Along those same lines, a federal judge on May 6 (quoting the Associated Press) "ordered a documentary filmmaker… to turn over about 600 hours of raw footage from a film about" the $27 billion case. The judge ruled that the filmmaker was not independent because the American plaintiffs' lawyer, Steven Donziger, solicited him to do the film and appeared to be a collaborator with him on it, even going so far as to successfully demand that a particular scene to be cut out so as not to show the lawyer meeting with yet another supposedly "independent" expert appointed by the highly compromised Ecuadorean trial court.

In that same movie, it all becomes clear what the real motivation ("because it makes money") for the lawsuit is. Karen Hinton is the spokesman for the main nonprofit group fronting suit, the Amazon Defense Coalition. Last May 26, she confirmed to a blog called "Bob McCarty Writes" the already understood fact that "the entire lawsuit and its cost is funded" by the law firm of wealthy Philadelphia attorney named Joseph C. Kohn. In the documentary in question, called Crude, Mr. Kohn explains the bottom line: "It was not taken as a pro bono case, you know, a lot of my motivation is, at the end of the day… it will be a lucrative case for the firm."

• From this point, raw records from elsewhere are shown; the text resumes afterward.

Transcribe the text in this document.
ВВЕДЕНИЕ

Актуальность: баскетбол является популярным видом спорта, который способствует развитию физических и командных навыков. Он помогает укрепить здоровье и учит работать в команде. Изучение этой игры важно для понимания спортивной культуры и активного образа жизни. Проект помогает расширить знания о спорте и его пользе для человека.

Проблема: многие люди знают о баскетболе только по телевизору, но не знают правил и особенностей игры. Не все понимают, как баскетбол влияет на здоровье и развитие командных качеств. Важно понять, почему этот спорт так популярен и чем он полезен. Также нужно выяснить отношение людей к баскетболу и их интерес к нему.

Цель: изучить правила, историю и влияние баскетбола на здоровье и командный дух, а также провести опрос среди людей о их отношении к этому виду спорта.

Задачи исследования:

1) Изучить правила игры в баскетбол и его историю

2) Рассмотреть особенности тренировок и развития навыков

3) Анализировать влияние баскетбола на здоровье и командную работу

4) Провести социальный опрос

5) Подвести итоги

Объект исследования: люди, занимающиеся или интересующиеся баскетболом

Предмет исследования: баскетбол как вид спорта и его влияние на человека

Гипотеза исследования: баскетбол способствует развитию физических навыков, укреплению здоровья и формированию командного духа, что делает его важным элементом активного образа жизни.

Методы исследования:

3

Lucrative indeed, if what amounts to a $27 billion shakedown of Chevron by the Ecuadorean government somehow succeeds. Meanwhile, the Obama administration still does nothing. Joe Kohn's money? In the past two decades, some $266,000 of it has gone to Democratic Party causes or candidates.

Don't hold your breath, then, waiting for the Obama administration to drop trade preferences enjoyed by Ecuador, or to do anything else in defense of the U.S. company Ecuador keeps trying to abuse. But don't be surprised if Chevron's spirited self-defense, in the long run, puts a permanent cap on this supremely oily lawsuit.